Yataklardadır artık Çiçek. Su da başında bekler Çiçek'in, yardımcı olmak için sevdiğine... Çiçek ölümcül halde son kez zorlukla başını döndürerek "Seni ben, gerçekten seviyorum" der.
Çok hüzünlenir Su... Son çare olarak bir doktor çağırır, Doktor gelir ve "Hastanın durumu ümitsiz, artık elimizden bir şey gelmez" der.
Su, merak eder, sevgilisinin ölümüne sebep olan hastalığı ve sorar doktora.
Doktor, şöyle bir bakar ve der ki:
"Çiçeğin bir hastalığı yok dostum...
Bu çiçek sadece susuz kalmış, ölümü ondan.." Anlamıştır artık Su, sevgiliye sadece "Seni seviyorum" demenin yetmediğini..
Ne yazık ki çok geç öğrenmiştir, seven sevdiğine, en olmayacak zamanda, en olmayacak yerde bile, yani her zaman, her yerde söylemelidir aşkını..
***
PAZAR NEŞESİ
Adam gecenin bir yarısı ıssız bir yolda giderken iki serseri yolunu kesti. Önce tekme sille yere serdiler. Eşek sudan gelinceye kadar dövdüler.

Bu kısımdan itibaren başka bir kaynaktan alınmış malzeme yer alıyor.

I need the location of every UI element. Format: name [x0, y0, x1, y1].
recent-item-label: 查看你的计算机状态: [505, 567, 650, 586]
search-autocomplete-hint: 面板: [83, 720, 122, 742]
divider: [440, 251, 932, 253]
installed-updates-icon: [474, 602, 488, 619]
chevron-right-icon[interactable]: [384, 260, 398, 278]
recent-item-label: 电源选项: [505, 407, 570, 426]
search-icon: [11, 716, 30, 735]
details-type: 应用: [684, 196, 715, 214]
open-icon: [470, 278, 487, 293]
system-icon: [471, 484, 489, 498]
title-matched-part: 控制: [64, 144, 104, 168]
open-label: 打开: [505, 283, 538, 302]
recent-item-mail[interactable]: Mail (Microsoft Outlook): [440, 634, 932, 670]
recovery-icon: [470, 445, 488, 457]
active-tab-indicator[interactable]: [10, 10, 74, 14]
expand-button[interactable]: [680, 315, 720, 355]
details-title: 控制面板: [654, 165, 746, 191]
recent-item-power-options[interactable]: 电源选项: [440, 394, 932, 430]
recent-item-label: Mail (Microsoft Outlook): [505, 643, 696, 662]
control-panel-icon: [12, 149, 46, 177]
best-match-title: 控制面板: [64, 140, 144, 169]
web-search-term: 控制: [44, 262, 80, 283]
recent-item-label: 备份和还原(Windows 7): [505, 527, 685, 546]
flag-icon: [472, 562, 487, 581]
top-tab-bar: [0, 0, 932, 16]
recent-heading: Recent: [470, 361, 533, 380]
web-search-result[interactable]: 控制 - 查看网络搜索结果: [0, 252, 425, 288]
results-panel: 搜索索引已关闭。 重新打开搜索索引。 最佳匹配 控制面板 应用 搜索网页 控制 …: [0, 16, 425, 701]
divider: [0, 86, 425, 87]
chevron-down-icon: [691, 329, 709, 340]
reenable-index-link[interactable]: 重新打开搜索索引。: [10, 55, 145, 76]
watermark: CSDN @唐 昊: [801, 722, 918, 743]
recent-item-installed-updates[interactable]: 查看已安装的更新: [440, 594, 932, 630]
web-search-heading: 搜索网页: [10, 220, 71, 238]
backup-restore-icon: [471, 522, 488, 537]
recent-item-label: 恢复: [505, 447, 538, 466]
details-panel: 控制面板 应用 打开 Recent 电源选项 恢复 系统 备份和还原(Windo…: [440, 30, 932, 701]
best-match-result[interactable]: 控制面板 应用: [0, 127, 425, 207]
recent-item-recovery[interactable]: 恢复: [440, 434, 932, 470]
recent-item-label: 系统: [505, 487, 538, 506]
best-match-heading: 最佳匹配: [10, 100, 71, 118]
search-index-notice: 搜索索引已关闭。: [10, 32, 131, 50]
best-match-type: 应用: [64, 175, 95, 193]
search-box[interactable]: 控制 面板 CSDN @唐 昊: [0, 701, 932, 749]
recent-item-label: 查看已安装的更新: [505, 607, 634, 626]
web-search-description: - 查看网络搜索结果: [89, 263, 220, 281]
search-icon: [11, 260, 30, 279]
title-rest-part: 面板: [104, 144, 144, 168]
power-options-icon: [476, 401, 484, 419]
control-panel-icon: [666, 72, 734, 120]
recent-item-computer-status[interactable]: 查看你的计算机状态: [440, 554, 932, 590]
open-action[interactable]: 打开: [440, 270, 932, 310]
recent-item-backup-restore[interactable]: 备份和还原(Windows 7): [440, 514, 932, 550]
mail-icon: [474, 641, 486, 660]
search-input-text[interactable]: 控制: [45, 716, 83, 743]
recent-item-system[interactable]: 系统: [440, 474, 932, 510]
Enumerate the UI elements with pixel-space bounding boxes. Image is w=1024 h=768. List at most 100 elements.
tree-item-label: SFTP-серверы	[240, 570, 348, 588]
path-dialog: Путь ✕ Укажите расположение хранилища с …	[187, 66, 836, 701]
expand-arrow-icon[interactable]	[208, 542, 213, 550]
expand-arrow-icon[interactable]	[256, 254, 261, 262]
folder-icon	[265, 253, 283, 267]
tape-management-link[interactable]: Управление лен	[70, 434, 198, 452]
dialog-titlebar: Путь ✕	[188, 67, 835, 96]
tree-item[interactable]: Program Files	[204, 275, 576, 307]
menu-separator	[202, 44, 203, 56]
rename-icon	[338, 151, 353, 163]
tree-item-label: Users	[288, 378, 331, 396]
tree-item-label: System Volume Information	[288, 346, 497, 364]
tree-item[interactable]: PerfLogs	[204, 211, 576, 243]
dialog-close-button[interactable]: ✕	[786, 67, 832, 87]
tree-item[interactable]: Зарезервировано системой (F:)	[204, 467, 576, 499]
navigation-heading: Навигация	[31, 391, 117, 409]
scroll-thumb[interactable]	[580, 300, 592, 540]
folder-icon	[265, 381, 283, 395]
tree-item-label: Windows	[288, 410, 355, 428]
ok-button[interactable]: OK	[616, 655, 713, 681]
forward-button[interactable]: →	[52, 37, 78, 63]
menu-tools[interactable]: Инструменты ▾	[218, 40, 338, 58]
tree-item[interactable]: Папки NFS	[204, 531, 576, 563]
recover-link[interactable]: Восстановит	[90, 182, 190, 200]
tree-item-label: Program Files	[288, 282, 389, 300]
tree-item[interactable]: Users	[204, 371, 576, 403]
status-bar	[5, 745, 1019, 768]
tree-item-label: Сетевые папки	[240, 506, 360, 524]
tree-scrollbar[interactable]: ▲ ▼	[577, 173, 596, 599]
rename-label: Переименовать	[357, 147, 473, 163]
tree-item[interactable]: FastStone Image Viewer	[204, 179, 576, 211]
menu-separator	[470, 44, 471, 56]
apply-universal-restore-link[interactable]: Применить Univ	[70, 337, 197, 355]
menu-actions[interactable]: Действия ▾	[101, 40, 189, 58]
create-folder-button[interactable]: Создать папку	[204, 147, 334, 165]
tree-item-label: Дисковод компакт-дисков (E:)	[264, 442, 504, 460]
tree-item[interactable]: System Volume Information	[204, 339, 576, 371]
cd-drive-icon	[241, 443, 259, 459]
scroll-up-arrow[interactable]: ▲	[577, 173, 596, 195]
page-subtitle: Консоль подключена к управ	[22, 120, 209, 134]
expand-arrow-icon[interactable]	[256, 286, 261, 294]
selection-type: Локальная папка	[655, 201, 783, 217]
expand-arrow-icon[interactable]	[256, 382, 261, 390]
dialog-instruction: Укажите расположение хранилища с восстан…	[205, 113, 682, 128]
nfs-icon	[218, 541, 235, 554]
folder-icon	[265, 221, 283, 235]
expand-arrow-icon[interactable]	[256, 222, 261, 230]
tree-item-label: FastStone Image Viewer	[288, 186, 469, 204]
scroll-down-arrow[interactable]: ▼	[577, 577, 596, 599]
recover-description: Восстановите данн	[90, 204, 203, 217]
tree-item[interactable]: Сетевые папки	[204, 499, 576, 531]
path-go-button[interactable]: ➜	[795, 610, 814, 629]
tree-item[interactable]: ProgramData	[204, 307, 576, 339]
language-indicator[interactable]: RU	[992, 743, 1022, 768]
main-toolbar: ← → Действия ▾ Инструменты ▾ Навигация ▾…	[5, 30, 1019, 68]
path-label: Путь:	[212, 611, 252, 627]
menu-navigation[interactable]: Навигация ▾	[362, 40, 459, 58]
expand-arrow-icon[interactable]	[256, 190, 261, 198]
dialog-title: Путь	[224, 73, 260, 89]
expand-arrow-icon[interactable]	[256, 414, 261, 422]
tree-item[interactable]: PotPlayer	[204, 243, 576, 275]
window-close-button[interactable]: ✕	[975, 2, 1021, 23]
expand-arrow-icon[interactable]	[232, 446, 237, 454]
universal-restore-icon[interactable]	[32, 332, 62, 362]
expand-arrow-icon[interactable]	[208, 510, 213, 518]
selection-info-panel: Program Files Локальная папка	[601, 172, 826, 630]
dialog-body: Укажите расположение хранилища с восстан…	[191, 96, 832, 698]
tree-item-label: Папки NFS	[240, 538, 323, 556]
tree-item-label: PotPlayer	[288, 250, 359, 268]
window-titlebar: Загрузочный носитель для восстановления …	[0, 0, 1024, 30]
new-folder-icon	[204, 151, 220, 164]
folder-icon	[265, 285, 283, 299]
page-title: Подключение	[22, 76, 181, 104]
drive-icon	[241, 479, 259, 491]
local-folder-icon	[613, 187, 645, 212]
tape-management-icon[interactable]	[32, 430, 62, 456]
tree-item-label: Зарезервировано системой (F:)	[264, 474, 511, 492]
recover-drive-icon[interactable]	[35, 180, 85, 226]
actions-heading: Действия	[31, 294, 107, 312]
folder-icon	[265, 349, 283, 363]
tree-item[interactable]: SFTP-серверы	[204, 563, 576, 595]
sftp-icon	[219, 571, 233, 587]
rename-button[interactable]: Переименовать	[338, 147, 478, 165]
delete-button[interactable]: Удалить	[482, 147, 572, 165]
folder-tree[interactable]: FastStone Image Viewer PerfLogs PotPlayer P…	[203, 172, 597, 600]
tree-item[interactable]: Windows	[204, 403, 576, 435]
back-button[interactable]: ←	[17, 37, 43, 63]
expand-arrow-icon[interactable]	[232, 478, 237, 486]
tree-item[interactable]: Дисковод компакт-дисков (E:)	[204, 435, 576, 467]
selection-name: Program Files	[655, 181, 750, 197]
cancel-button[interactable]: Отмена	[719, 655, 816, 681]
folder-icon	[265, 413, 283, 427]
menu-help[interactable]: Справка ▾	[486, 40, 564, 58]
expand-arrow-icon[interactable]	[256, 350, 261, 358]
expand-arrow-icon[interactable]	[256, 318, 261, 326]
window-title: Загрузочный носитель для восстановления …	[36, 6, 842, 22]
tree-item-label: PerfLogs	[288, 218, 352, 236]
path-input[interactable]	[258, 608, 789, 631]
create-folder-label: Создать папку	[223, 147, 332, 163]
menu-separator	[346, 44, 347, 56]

Sonra cüzdanını da alıp gittiler.
Adam yarı baygın yatarken biri başına geldi..
"Geçmiş olsun" dedi..
"Evim hemen şurda. Sizi götüreyim. Biraz dinlenin, yüzünüzü yıkayalım.." Adamı kaldırdı, beline sarıldı, hemen ordaki evine adeta taşıdı..
Fena halde dayak yiyen adam, biraz kendine gelince, tek kaybının cüzdan olmadığını da anladı. Yediği tekmeler, takma dişlerini de kırmıştı.
Kibar ev sahibi, "Size o konuda da yardımcı olabilirim" dedi. İçeri gitti. Elinde bir torba takma dişle döndü..
"Bakın bakalım size uyan var mı" dedi..
Adam yığını boşalttı.
Denemeye başladı ve çok iyi uyan takma dişleri buldu..
"Ne şanslı adamım" dedi. "Orda baygın yatarken siz geldiniz. Beni kendime getirip dinlendirdiniz.
Takma dişlerim kırılmıştı. Bir de dişçi olmanız ne tesadüf.." "Hayır dişçi değilim" dedi, ev sahibi..
"Mezarcıyım ben!."
***
LATİN SÖZLERİ
"Feras difficilia, ut facillia perferas!."
"Kolayı başarman için, zora katlanman gerek!"